Hybrid Reasoning Bot
-------------------
A bot that chooses between RAG or general LLM answers based on similarity score.
It uses your indexed documents when it finds relevant information,
and falls back to general knowledge when necessary.
"""

import argparse
from hands_on_ai.chat import get_response
from hands_on_ai.rag.utils import get_top_k

# Emoji constants
RAG_TAG = "🧠"  # Knowledge from your notes/documents
LLM_TAG = "🌐"  # Knowledge from the model's training

def get_chunks_with_scores(query, index_path, top_k=3):
    """Retrieve the most relevant (chunk, source) pairs and their similarity scores."""
    # get_top_k embeds the query, loads the index, and runs the search.
    results, scores = get_top_k(query, index_path, k=top_k, return_scores=True)
    return results, scores

def generate_rag_answer(query, chunks):
    """Generate an answer using RAG with the provided chunks as context"""
    context = "\n\n---\n\n".join(chunks)

    prompt = f"""Based on the following information, please answer the question.
If the information doesn't fully address the question, use only what's relevant.

Context:
{context}

Question: {query}

Answer:"""
    return get_response(prompt)

def generate_llm_answer(query):
    """Generate an answer using only the LLM's general knowledge"""
    prompt = f"""Please answer this question based on your general knowledge:

Question: {query}

Answer:"""
    return get_response(prompt)

def main():
    parser = argparse.ArgumentParser(description="Hybrid reasoning bot using RAG and general knowledge")
    parser.add_argument("query", help="The question to ask")
    parser.add_argument("--index", "-i", default="index.npz", help="Path to the .npz index file")
    parser.add_argument("--threshold", "-t", type=float, default=0.7, 
                        help="Similarity score threshold for using RAG (0.0-1.0)")
    parser.add_argument("--top-k", "-k", type=int, default=3, 
                        help="Number of chunks to use when generating RAG answers")
    parser.add_argument("--no-fallback", "-n", action="store_true", 
                        help="Disable fallback to general knowledge even with low scores")
    parser.add_argument("--compare", "-c", action="store_true", 
                        help="Show both RAG and general knowledge answers for comparison")
    parser.add_argument("--show-scores", "-s", action="store_true", 
                        help="Show similarity scores for retrieved chunks")
    args = parser.parse_args()

    # Retrieve relevant (chunk, source) pairs and their scores
    print(f"Searching index: {args.index}...")
    results, scores = get_chunks_with_scores(args.query, args.index, top_k=args.top_k)
    top_chunks = [chunk for chunk, _ in results]

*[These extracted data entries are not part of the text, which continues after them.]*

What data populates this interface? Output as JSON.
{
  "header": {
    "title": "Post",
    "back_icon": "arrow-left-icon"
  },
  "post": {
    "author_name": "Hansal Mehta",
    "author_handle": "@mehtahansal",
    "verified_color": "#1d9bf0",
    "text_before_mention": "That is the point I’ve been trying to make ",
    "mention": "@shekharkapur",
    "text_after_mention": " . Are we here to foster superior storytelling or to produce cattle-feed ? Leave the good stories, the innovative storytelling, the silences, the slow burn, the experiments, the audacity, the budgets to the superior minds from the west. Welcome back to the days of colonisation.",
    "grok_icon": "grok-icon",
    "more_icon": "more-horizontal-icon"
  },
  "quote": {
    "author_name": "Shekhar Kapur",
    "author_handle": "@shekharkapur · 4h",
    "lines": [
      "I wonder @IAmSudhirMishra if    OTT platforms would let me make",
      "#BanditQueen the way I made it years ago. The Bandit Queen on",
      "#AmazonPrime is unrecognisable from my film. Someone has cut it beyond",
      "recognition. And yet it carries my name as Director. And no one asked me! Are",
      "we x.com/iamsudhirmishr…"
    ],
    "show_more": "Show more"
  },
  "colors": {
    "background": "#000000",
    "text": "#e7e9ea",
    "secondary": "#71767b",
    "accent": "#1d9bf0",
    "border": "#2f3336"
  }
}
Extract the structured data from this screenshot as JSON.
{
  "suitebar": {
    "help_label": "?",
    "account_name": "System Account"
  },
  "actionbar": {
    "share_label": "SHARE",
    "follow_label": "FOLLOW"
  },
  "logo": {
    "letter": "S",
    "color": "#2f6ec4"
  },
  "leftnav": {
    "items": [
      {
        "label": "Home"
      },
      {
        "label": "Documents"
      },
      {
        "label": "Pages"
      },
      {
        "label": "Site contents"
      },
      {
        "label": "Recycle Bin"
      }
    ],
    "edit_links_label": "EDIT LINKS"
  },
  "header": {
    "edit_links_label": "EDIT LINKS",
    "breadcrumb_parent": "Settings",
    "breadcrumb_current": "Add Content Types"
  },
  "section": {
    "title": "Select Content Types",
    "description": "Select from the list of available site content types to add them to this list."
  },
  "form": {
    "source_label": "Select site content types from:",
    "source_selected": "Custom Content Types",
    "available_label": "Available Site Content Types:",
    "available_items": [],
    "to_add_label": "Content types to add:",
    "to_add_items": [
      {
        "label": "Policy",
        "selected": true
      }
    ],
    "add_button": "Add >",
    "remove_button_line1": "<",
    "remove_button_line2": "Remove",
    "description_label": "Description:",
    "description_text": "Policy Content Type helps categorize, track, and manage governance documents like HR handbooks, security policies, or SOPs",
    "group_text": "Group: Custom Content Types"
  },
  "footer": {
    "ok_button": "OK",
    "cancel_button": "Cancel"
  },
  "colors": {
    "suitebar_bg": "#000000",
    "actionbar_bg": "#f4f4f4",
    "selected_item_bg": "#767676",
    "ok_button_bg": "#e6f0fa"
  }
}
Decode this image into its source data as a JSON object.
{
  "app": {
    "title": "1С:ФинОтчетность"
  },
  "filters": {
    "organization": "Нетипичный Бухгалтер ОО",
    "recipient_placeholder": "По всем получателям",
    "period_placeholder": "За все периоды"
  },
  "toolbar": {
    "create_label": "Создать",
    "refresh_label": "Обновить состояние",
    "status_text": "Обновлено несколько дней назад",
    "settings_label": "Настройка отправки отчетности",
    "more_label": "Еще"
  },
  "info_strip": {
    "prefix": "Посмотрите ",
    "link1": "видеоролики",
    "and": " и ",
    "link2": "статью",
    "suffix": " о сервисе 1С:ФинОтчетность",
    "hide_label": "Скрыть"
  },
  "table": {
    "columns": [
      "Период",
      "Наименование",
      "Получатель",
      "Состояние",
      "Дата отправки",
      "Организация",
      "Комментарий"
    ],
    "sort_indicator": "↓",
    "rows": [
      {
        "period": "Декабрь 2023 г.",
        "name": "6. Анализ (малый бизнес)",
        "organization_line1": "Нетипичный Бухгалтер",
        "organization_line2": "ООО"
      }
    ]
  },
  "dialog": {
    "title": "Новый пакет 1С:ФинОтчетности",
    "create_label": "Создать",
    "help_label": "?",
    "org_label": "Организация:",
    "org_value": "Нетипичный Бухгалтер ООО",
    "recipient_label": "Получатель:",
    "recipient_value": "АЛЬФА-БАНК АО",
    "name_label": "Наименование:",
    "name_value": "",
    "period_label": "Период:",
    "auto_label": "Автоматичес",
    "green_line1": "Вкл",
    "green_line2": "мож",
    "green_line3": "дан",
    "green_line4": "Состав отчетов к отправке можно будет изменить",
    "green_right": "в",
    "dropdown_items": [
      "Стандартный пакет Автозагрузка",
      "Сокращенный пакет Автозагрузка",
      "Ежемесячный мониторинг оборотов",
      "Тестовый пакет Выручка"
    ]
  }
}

    # Determine if we should use RAG based on the highest similarity score
    best_score = max(scores) if scores else 0
    use_rag = best_score >= args.threshold

    # Show scores if requested
    if args.show_scores:
        print("\n=== Similarity Scores ===")
        for i, ((chunk, source), score) in enumerate(zip(results, scores)):
            print(f"[{i+1}] Score: {score:.4f}  Source: {source}")
            print(f"Preview: {chunk[:100]}...\n")
        print(f"Best score: {best_score:.4f} (Threshold: {args.threshold})")
        print(f"Decision: {'Using RAG' if use_rag else 'Using general knowledge'}\n")

    # Generate answers
    if args.compare:
        # Generate both answers for comparison
        print("\n=== Generating both answers for comparison ===")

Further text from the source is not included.